One example of this is to start with different initial partitions of some data in a clustering algorithm and determine how sensitive the end result is to the choice of initial partition.

Not all clustering algorithms support custom initializations. One example that does is KMeans in scikit-learn. The init argument will take a callable input. The implementation of something like this is shown below:

Example use in a clustering initialization. Use the technique to test
the sensitivity of the clustering method to the initialization.
## example custom init using KMeans.
from collections import Counter

import numpy as np
from sklearn.cluster import KMeans
from sklearn.datasets import make_blobs

# 0. Define the custom initialization function
def stirling_init(X, n_clusters, random_state):
    ## note this implementation sets up the triangle
    ## for each invocation simply to stay close to the
    ## previous implementations in practice you'd want
    ## something using a closure with the triangle in
    #3 the enclosing environment to prevent the recompute
    n = X.shape[0]
    N = np.array([[i] for i in range(1, n+1)])
    triangle = stirling2(N, np.array(list(range(1, n+1))), exact=True)
    _n, _k = n, n_clusters
    assignments = [_k]
    # handle the offsets correctly
    _n -= 1
    _k -= 1
    while _n > 0:
        u = np.random.uniform(0, 1)
        if u < triangle[_n-1][_k-1] / triangle[_n][_k]:
            assignments.append(_k)
            _k -= 1
        else:
            if _k > 1:
                assignments.append(np.random.randint(1, _k))
            else:
                assignments.append(1)
        _n -= 1
    assignments.reverse()
    ## now use assignments to calculate means in each non-empty partition
    cnts = Counter(assignments)
    X_init = np.zeros((n_clusters, X.shape[1]))
    for idx, i in enumerate(assignments):
        X_init[i-1,:] += X[idx, :]
    for i, cnt in cnts.items():
        X_init[i-1] /= cnt
    return X_init

# test this function out if you want to grok it
x_init = stirling_init(X, n_clusters=n_clusters, random_state=None)

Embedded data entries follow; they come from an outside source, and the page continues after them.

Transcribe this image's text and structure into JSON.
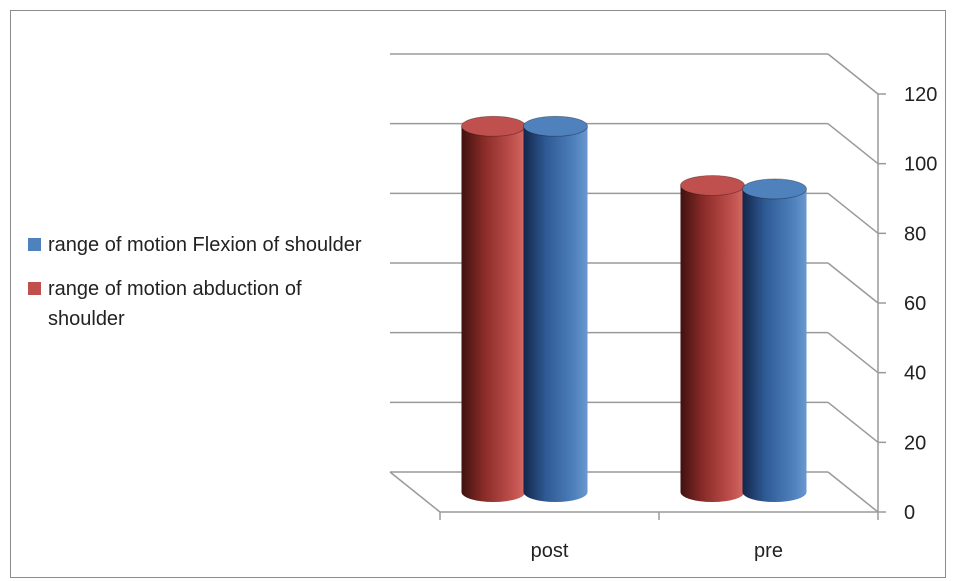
{
  "chart_data": {
    "type": "bar",
    "categories": [
      "post",
      "pre"
    ],
    "series": [
      {
        "name": "range of motion abduction of shoulder",
        "values": [
          105,
          88
        ],
        "color": "#c0504d"
      },
      {
        "name": "range of motion Flexion of shoulder",
        "values": [
          105,
          87
        ],
        "color": "#4f81bd"
      }
    ],
    "ylim": [
      0,
      120
    ],
    "yticks": [
      0,
      20,
      40,
      60,
      80,
      100,
      120
    ],
    "grid": true,
    "legend_position": "left",
    "legend_order": [
      1,
      0
    ],
    "title": "",
    "xlabel": "",
    "ylabel": ""
  }
}
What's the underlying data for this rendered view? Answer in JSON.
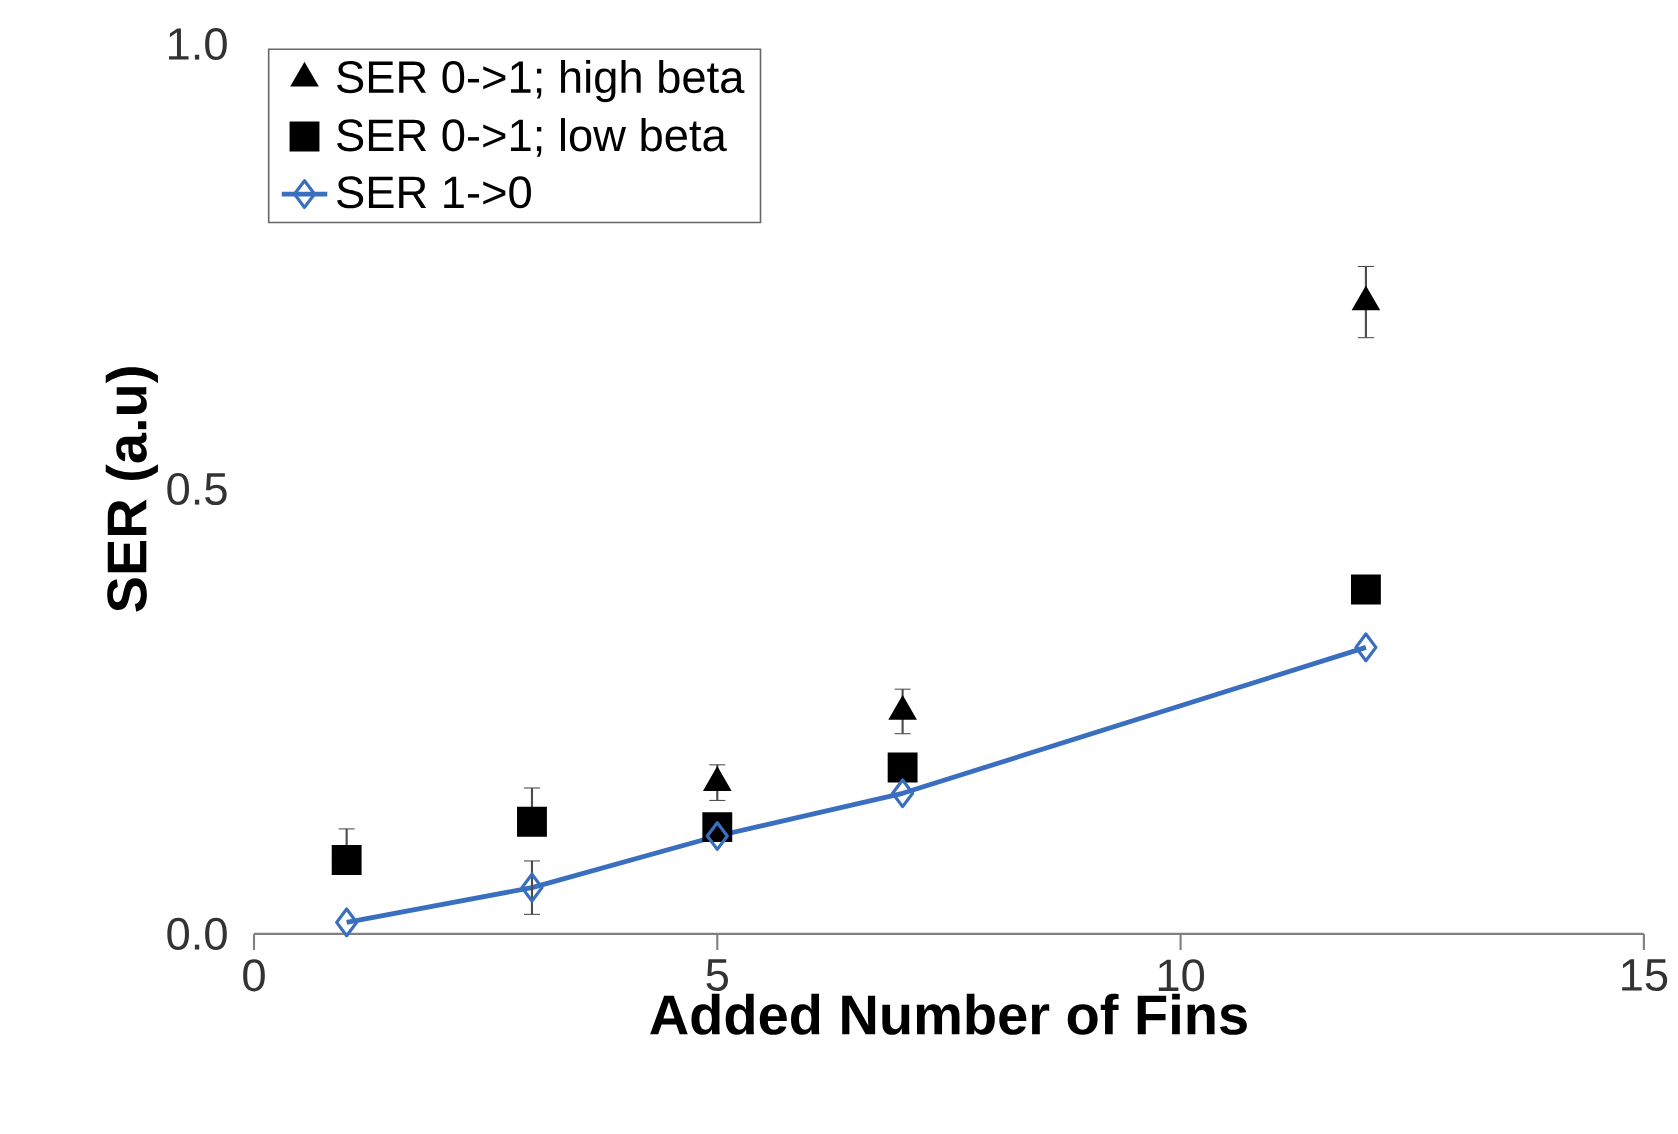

# 1. Create a sample dataset
X, y = make_blobs(n_samples=300, centers=4, n_features=2, random_state=42)

# 2. Instantiate KMeans with the custom callable
kmeans = KMeans(
    n_clusters=4,
    init=stirling_init,  # Pass the function directly
    n_init=1,         # Required to run the algorithm with this custom init
    random_state=42   # For reproducibility
)

# 3. Fit the KMeans model
kmeans.fit(X)

# 4. Check the results-see that they make reasonable sense.
print("Initial centroids (from custom_init):")
print(X[:4])
print("\nFinal cluster centers (from KMeans):")
print(kmeans.cluster_centers_)

IF you rerun the kmeans.fit(X) call using the same X input a second time and inspect the cluster centers across multiple runs you may notice cycling behavior where the vectors are the same set of 4 rows but the values of the rows of the cluster center matrix are permutated.datasets

This is a well know behavior in KMeans and is something to account for if you are writing Markov Chain Monte Carlo algorithms. See the book by Casella and Robert for more details.

To speed this up some you’d probably want to precompute a collection of the partition codewords and then iterate through them as inputs to generate initial values passed into a custom initialization function. The way I’ve done it here in the post is for easier reading and understanding not necessarily for efficient execution.